I just finished Paolo Prandoni's and Martin Vetterli's Digital Signal Processing course on Coursera.
Unlike the MOOCs I had done previously, I did not spend much time on this course. This was an introductory course and I had worked with various types of signal processing in my career so I wanted to do the course assessment to check if what I had taught myself corresponded to what I would have learned in an introductory course.
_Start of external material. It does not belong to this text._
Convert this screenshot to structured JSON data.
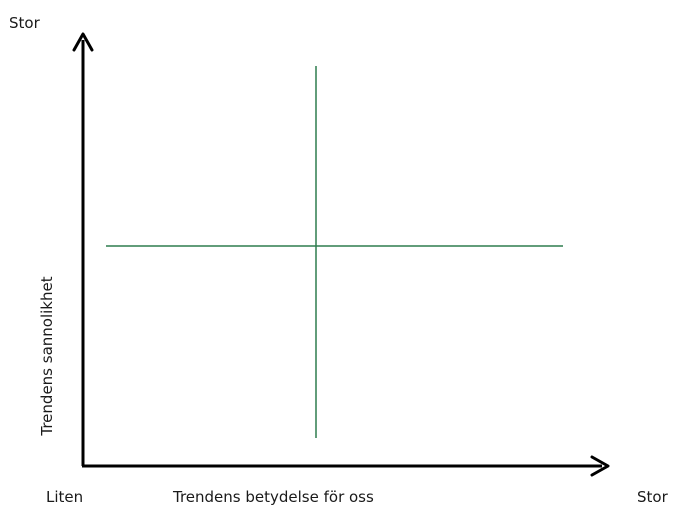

Digital Signal Processing is a diverse collection of subjects defined by being the mathematical manipulation of an information signal to modify or improve it in some way according to Wikipedia, which goes on to give the laundry list of audio and speech signal processing, sonar and radar signal processing, sensor array processing, spectral estimation, statistical signal processing, digital image processing, signal processing for communications, control of systems, biomedical signal processing, seismic data processing, etc!
The course syllabus was

- Discrete time signals
- Vectors spaces
- Fourier Analysis
- Linear Filters
- Interpolation and Sampling
- Stochastic Signal Processing and Quantization
- Image Processing
- Digital Communication Systems
The lectures were based on a very thorough online book that was so easy to read that I did not watch many of the lectures. The lectures seemed good for an introduction to the field.
Assessment was by quiz. I can never judge how much I have learned from my quiz results and it should have been possible to have had programming assignments for this subjects. The quizzes tested general understanding of the topics covered in the lectures.
My results indicated that I understood all the material covered except for the last subject (design of ADSL).